Saindo à superfície desse poço, ergue seus ombros e encosta o couro cabeludo na parede, no meio de um quadro branco com moldura preta, uma espécie de obra de tempo, restos y permanência. Recorda as últimas semanas, a correria, os encontros farewell organizados, a amável e triste Nora que comprou-lhe diversos artigos usados; praticamente a sala inteirinha. Nora chegou com o nariz quase colado ao pescoço: dava pena. Quando se atreveu a olhar pra cima, o primeiro que perguntou foi porque a Ester mudava de país, cuspindo sílabas suplicantes. Ester respondeu que mudava-se por causa da família e tratou de mostrar-se contente. Nora forçou um sorriso mentiroso, apoiou as mãos calejadas sobre a barra da cozinha e dedicou-lhe um olhar morto. Então a Ester notou que ela precisava constatar, na verdade, se alguém mais passava por uma mudança drástica e inesperada; precisava não sentir-se só na desgraça. Concluindo Nora, enquanto contidas lágrimas se formavam em seus olhos, afirmou: somente podemos contar com a família e os amigos... Nunca com os homens. Acredito que o seu retorno à casa é positivo.
Ester sorriu, basicamente porque não sabia o que dizer, melhor dito, não sabia se podia dizer algo mais. Nora interpretou o seu sorriso como um consenso, ou simplesmente não se conteve mais, e acabou despejando - falou com tanta urgência que mais parecia vomitar- que havia terminado com o seu namorado, com o qual levava apenas um ano de convivência, e sentia-se culpada, frustrada, pelo fato de terem durado tão pouco como matrimônio, depois de quase dez anos de relacionamento. Ester, torcendo pra finalizar a conversa, sussurra: tudo é um processo, portanto a novidade é necessária e sempre proveitosa. Sussurrou sem pensar, como que tirando um papel do bolso e recitando o que estava escrito por outra pessoa. Foi uma situação muito constrangedora. A Nora, do nada, abraçou-a com tanta força que quase quebrou-lhe as costelas. Contudo Ester sentiu-se útil, satisfeita de ter contribuído, sem saber exatamente o alcance de sua contribuição.

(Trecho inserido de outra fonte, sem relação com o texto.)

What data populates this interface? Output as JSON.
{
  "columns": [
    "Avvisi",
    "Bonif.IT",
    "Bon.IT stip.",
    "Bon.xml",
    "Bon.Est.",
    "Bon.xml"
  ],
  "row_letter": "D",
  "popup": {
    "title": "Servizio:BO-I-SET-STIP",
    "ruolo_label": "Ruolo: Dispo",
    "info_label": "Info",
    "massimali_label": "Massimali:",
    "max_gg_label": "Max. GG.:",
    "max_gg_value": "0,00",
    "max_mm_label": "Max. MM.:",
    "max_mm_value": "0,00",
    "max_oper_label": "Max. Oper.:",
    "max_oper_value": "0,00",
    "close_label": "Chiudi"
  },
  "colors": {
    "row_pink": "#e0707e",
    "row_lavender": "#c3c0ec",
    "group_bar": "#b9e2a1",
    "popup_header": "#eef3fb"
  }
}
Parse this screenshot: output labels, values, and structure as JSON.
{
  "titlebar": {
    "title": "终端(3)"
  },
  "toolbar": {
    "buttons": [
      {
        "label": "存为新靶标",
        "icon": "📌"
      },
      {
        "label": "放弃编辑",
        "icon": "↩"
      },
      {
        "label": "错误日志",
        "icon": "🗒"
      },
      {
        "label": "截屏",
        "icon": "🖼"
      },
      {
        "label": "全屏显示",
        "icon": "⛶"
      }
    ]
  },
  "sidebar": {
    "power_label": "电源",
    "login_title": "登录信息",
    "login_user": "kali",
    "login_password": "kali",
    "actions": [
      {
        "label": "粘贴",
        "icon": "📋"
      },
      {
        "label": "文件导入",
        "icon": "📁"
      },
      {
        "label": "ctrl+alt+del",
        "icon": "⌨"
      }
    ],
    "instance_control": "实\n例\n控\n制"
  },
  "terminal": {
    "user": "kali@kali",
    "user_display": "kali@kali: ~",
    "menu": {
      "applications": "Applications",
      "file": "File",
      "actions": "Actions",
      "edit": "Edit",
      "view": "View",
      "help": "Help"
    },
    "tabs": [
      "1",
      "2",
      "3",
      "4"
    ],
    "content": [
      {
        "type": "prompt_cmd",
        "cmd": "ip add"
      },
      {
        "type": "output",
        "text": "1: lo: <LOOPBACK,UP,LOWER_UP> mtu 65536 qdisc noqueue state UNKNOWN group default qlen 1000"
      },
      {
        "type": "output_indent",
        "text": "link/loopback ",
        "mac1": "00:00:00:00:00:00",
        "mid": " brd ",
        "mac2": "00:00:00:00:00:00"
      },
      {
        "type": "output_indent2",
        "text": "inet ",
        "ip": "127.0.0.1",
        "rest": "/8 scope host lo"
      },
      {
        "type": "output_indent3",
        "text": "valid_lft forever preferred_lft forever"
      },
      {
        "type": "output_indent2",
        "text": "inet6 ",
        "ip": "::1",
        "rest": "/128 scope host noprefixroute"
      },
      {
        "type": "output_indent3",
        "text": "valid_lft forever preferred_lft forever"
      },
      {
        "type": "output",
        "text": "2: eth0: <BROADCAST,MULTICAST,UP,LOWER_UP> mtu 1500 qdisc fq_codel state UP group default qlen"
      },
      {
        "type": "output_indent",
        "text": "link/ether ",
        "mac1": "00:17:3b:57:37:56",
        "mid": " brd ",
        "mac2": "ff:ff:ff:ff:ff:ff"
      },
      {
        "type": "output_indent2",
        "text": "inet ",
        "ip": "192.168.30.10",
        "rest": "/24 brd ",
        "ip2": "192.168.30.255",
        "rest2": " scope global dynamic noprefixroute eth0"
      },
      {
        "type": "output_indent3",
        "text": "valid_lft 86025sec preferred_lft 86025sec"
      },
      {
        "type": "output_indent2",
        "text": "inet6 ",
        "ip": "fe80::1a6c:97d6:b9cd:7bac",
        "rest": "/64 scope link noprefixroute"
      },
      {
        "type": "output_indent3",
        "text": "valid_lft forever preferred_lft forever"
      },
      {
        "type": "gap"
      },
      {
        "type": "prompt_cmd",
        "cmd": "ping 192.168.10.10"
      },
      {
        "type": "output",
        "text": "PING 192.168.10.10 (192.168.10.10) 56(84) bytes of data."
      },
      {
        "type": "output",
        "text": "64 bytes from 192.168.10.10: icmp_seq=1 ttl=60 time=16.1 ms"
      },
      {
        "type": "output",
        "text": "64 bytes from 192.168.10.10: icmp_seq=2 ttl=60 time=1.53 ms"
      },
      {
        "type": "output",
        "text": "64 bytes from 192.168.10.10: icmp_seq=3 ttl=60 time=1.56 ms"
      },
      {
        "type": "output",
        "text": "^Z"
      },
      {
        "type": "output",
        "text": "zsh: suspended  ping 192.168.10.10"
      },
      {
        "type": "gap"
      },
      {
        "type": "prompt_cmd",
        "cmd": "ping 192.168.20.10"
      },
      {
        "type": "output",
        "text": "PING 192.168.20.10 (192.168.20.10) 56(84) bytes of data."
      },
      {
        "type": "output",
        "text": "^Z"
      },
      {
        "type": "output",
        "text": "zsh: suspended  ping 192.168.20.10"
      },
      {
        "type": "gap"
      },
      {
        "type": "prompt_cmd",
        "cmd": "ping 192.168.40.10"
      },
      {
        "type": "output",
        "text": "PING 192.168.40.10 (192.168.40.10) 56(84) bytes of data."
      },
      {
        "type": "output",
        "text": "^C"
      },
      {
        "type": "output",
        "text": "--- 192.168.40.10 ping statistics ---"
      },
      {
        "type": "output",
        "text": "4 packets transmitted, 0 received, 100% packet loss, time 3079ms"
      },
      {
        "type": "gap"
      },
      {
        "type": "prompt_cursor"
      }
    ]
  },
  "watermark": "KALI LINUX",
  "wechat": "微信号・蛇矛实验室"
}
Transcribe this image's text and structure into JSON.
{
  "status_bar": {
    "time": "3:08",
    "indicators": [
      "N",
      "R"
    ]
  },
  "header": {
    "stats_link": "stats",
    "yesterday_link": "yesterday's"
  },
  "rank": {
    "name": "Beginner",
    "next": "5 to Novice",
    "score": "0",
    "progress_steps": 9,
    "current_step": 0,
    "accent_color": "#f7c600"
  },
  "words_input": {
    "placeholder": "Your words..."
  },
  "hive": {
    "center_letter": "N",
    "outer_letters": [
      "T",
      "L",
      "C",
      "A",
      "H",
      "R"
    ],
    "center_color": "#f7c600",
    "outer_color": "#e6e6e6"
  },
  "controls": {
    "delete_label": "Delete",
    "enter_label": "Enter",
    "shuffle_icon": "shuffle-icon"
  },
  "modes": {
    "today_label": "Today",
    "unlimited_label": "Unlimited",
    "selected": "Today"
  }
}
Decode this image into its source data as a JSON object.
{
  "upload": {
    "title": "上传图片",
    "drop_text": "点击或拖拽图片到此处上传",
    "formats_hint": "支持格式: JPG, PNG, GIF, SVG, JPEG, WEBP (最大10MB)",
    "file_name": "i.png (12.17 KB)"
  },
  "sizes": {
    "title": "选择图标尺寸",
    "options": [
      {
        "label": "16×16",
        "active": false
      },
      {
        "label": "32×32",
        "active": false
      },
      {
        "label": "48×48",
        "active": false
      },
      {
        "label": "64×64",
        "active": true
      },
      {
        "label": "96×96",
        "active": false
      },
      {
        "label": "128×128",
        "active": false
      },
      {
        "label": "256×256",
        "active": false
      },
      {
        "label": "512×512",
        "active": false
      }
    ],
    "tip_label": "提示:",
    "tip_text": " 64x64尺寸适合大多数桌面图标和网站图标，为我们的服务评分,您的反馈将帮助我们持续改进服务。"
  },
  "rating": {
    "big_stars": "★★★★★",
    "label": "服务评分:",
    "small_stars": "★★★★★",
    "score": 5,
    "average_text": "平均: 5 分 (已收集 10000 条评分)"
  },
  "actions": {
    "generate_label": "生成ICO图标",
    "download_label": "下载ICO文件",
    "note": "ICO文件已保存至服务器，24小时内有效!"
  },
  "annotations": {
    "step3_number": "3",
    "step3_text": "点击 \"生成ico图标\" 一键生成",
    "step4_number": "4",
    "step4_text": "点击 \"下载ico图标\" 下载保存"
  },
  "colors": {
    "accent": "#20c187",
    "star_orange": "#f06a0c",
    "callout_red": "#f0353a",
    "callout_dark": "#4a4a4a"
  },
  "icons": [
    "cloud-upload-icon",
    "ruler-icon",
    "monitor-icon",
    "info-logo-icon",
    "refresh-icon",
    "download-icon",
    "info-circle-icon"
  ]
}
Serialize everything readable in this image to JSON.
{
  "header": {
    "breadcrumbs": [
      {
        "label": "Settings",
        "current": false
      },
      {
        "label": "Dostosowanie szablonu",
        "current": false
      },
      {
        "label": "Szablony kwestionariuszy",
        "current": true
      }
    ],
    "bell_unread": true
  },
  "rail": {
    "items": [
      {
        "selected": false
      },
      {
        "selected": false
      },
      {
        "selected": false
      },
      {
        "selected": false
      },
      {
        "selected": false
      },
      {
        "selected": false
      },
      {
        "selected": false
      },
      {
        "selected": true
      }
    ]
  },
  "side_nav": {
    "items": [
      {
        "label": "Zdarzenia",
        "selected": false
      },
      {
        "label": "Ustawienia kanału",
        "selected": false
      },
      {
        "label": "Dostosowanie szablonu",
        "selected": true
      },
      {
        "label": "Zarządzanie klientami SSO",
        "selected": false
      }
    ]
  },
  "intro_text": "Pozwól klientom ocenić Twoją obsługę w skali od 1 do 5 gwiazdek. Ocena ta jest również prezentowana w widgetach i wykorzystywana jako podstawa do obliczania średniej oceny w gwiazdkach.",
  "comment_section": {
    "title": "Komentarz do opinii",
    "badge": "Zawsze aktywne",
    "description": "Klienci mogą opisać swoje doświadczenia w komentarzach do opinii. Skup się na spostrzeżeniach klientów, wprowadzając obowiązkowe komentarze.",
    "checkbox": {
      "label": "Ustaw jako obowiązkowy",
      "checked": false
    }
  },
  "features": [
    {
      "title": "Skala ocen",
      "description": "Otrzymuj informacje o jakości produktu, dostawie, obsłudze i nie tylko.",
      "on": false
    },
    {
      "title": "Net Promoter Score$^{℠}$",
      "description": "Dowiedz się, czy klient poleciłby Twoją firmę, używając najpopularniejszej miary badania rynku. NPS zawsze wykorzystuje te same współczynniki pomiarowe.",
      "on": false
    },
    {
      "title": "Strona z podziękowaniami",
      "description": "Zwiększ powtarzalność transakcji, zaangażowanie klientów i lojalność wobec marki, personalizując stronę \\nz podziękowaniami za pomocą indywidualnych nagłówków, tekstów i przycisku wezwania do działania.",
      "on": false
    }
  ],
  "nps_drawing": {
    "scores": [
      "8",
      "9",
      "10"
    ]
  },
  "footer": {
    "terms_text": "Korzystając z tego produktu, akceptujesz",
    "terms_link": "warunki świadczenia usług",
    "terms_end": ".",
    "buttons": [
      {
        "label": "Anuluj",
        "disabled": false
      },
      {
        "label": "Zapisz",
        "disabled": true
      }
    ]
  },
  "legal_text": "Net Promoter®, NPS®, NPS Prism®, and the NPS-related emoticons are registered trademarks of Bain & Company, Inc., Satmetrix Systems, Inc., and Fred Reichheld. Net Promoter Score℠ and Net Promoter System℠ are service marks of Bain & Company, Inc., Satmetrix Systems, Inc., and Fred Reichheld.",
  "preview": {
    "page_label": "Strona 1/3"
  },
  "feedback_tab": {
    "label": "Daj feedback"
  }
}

Com a xícara na mão, acreditando que os atos valem mais que mil palavras, remói que a palavra bem intencionada, no momento certo, faz uma grande diferença. Quantas vezes dizemos realmente o que os outros precisam escutar, em um ato de doação genuíno? Sem que a mensagem veja-se tingida de raiva, temor ou orgulho? ... É, dizer a palavra certa  sem esperar nada em troca, sem nenhum rastro da natural contaminação oriunda do conhecer-se, das desconfianças latentes, dos desejos encontrados, é todo um desafio...

Obcecada com a ideia, Ester bebe o chá tão rápido que termina engasgando-se. Preciso tomar ar fresco, pensa, então pega a bicicleta e se dirige aos Bosques de Palermo.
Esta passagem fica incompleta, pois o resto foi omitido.